This page is a stub.
You can help improve it.
Carlos Lavalette Douglass was an American politician, farmer,
and flour manufacturer.
Douglass, son of Christopher and Phoebe
Douglass, was born in Cattaraugus County, New York on 7th November 1827
and went to the public schools. He was one of eleven children.
He married Margaret Stewart (1829-1901). They had four children, Ruth,
Carlos, Horace and Louis. In 1856, their home was 'The Mill House' (The
Douglass-Stevenson House).
He moved with his family to Michigan.
In 1837, Douglass moved with his family to the town of Walworth,
Walworth County, Wisconsin Territory. Douglass was a farmer and flour
manufacturer. He served on the Walworth County Board of Supervisors and
as chairman of the Walworth Town Board. Douglass served a single
one-year term as a Republican in the Wisconsin State Assembly in 1873.
Douglass died at his home in the town of Walworth, Wisconsin on
6th Janury 1898.
The Douglass-Stevenson House
The two-story, front-gabled part of this house is Wisconsin’s oldest
known stovewood structure. Douglass built the dwelling about 1857 by
laying short, fourteen-inch lengths of log in a mortar matrix to create
solid walls that look like stacked firewood. He plastered the walls, but
later owners cut an opening in the plaster in one room, where this
building method can now be seen. The stovewood house recalls Fontana’s
beginnings. Douglass bought property here at the west end of Geneva Lake
in 1852, and by 1860 he was operating two gristmills. The mills
attracted settlers, who built the village on land sold by Douglass.

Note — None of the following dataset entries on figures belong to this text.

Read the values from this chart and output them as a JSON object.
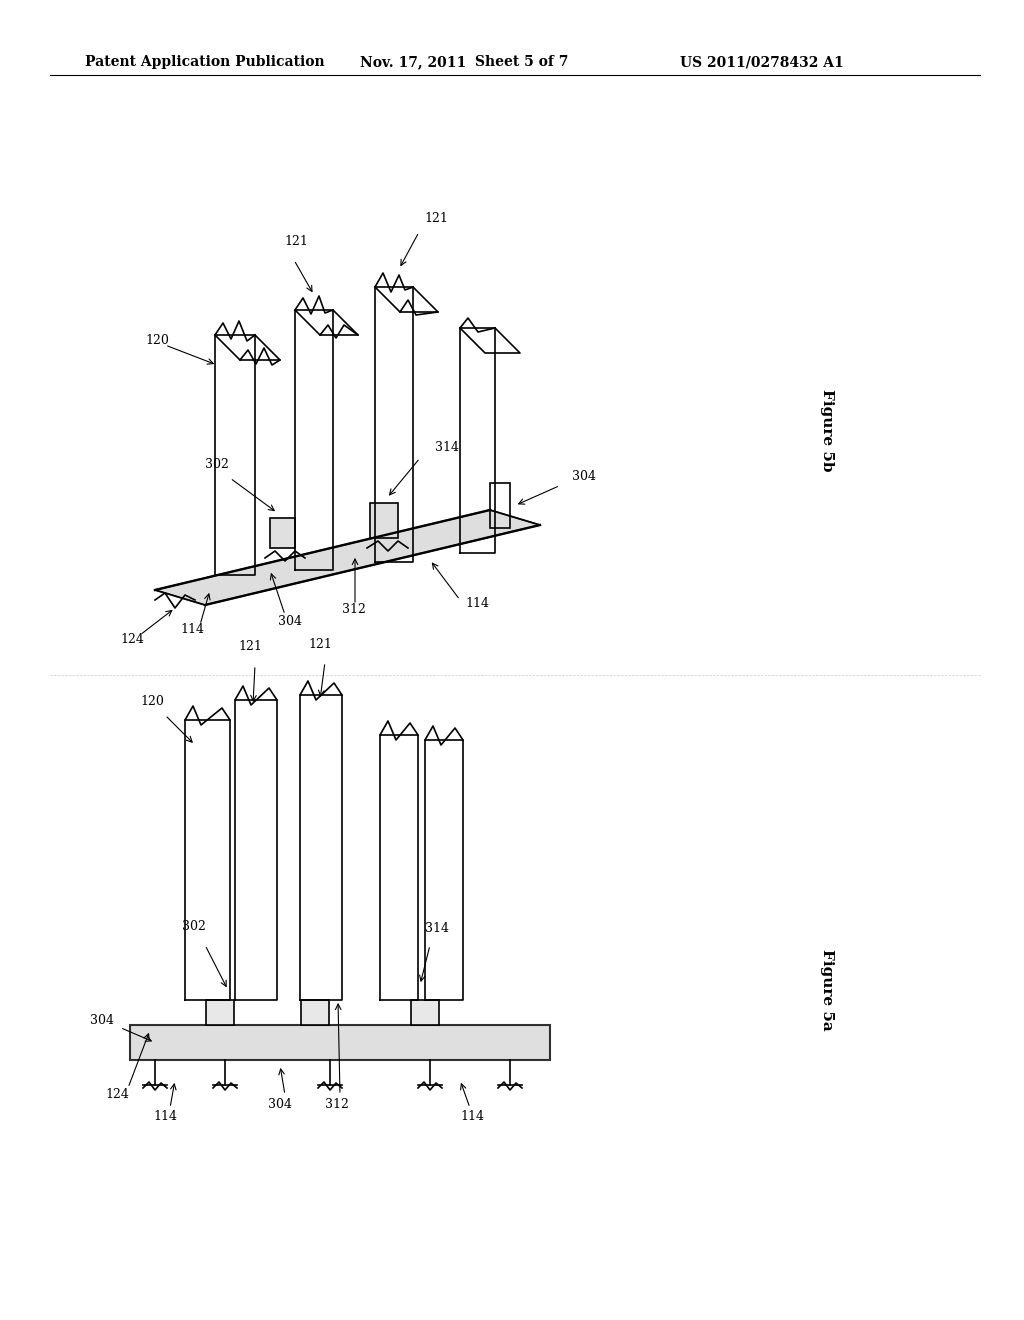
{
  "background_color": "#ffffff",
  "header_text": "Patent Application Publication",
  "header_date": "Nov. 17, 2011",
  "header_sheet": "Sheet 5 of 7",
  "header_patent": "US 2011/0278432 A1",
  "figure_5a_label": "Figure 5a",
  "figure_5b_label": "Figure 5b",
  "title_fontsize": 11,
  "label_fontsize": 10
}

Sometime before 1873, profits from his land dealings and mills enabled
Douglass to expand his house with a one-story, side-gabled wing of frame
construction. A porch, graced by folk Victorian turned columns and
scroll-sawn brackets, stretches the length of the wing. Carlos’s son
Horace added a stuccoed rear wing around 1910. The house is now
headquarters for the Geneva Lake Conservancy.